Офицерское братство! — закатив глаза, продолжает мой сосед. — Выше него ничего не придумано. Я на войне был. Там все на нем держится, на братстве этом. Иначе бы чурки давно одолели, заставили бы вести переговоры.
Чурки! Они вообще не люди. Их бабы — не бабы, а подстилки; за банку тушенки готовы отдаться. Ну, мужики пользуются, конечно — а как без этого? Иначе там скоро и народа не останется: все вымрут, а новые не народятся. Выселить бы их оттуда в какую-нибудь глушь, пусть там торгуют своими наркотиками. Да, а ты думал? Они же все наркотиками торгуют и детей своих заставляют. Да детей и заставлять не надо, такая там, видите ли, национальная традиция! Культуры у них никакой. Ничего не умеют, только воруют. А язык!.. Попробуй, сформулируй на их языке бином Ньютона! Не сможешь, вот такой у них ломаный язык.
Я не выдержал:
— А ты попробуй его на великодержавском сформулировать, если такой культурный… Прямо сейчас!
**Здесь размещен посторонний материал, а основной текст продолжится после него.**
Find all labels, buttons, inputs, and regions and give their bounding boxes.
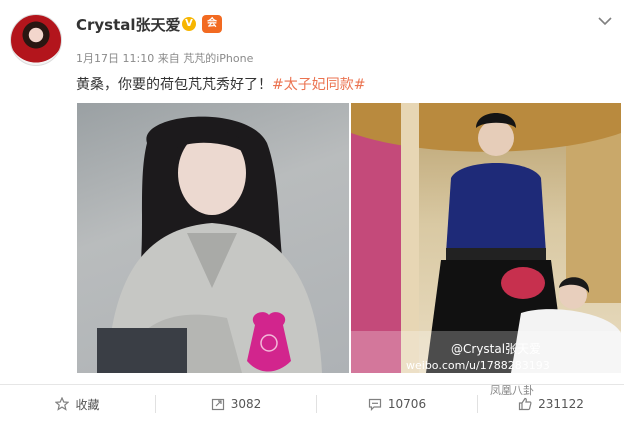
comment-count: 10706 xyxy=(387,397,427,411)
image-watermark-name: @Crystal张天爱 xyxy=(451,342,541,356)
post-source[interactable]: 芃芃的iPhone xyxy=(183,52,253,65)
portrait-illustration xyxy=(97,116,322,373)
image-watermark-url: weibo.com/u/1788283193 xyxy=(406,359,550,372)
post-image-left[interactable] xyxy=(77,103,349,373)
like-count: 231122 xyxy=(538,397,584,411)
star-icon xyxy=(55,397,70,411)
comment-icon xyxy=(368,398,382,411)
post-hashtag[interactable]: #太子妃同款# xyxy=(272,77,365,93)
post-source-prefix: 来自 xyxy=(157,52,180,65)
drama-still-illustration: @Crystal张天爱 weibo.com/u/1788283193 xyxy=(351,103,621,373)
action-toolbar: 收藏 3082 10706 231122 xyxy=(0,384,624,422)
thumbs-up-icon xyxy=(518,397,532,411)
post-date[interactable]: 1月17日 11:10 xyxy=(76,52,154,65)
post-username[interactable]: Crystal张天爱 xyxy=(76,14,181,35)
post-meta: 1月17日 11:10 来自 芃芃的iPhone xyxy=(76,50,253,66)
post-body: 黄桑，你要的荷包芃芃秀好了！ xyxy=(76,77,272,93)
post-image-right[interactable]: @Crystal张天爱 weibo.com/u/1788283193 xyxy=(351,103,621,373)
member-badge: 会 xyxy=(202,15,222,33)
favorite-button[interactable]: 收藏 xyxy=(0,385,155,422)
repost-count: 3082 xyxy=(230,397,262,411)
like-button[interactable]: 231122 xyxy=(478,385,624,422)
verified-badge: V xyxy=(182,17,196,31)
favorite-label: 收藏 xyxy=(75,397,100,412)
repost-button[interactable]: 3082 xyxy=(156,385,316,422)
avatar[interactable] xyxy=(10,14,62,66)
repost-icon xyxy=(211,398,224,411)
post-text: 黄桑，你要的荷包芃芃秀好了！#太子妃同款# xyxy=(76,74,365,94)
chevron-down-icon[interactable] xyxy=(598,16,612,26)
comment-button[interactable]: 10706 xyxy=(317,385,477,422)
Он осекся и оглядел меня новым взглядом. Холодно и иронично, как он думал, а на самом деле — с пьяным озлоблением.
— Вот на войне мы таких, как ты, убивали, — процедил он. — Раздражаете вы нормальных людей. Такой начнет чего-то там о равенстве народов, умные слова говорит, видите ли, а сам лох лохом. Привяжем его к четырем грузовикам и — в разные стороны.
Я переселился в другое купе, незанятое.
Ночью пересекли границу с республикой Окраиной. Долгие стоянки, таможня, синие фонари в окно… А спать хочется! Неужели я смогу подняться и выйти на трассу?
Я уже приехал в теплые края. Погранцы изучают мой паспорт. Им интересно. У меня редкий паспорт. Великодержавия — единственная страна в мире, где существует особый вид паспорта для поездок за границу. Он, вообще-то, бесполезен, потому что посольства уважающих себя стран не ставят визы великодержавцам. А в ненормальных странах он необязателен. На Окраину можно проехать и с внутренним паспортом. Но я шикую, к тому же знаю, что люди в форме тупеют от неординарности.
— Национальность?
— Великодержавец.
— Оружие? Газовое, холодное?
— Ножик. Девять сантиметров. Показать?
Неужели ты думаешь, что я покажу двуручный отравленный ятаган, которым вчера покушался срубить президентскую голову? На вот тебе ножик в законе, я им режу огурцы (но ты не бойся). Девять сантиметров, без кнопки.
— Отдыхайте, — прощает меня погранец.
Я недолго лежал с закрытыми глазами. Бац — опять сыщик. Широкие плечи, открытое лицо, уверенный прищур. Раздвоенный подбородок.
— С какой целью едете?
— Туризм.
— Где будете жить?
— У друзей.
— Оружие есть?
Надоело про ножик.
— Мне оно не нужно, — рассеянно отозвался я.
Он приблизил лицо.
— Травкой балуешься? Перевозишь через границу?
Таким тоном говорят, когда ожидают услышать покаянные рыдания. Если бы он добавил: «Только правду, сынок», я бы не выдержал и зарыдал.
— Нет, — ядовито, давая ему понять, сказал я. Сразу пропал огонек. Грузно ссутулившись, старый военный резко и молча вышел из купе. Признаюсь, мне было неловко за его вероятную скупую слезу.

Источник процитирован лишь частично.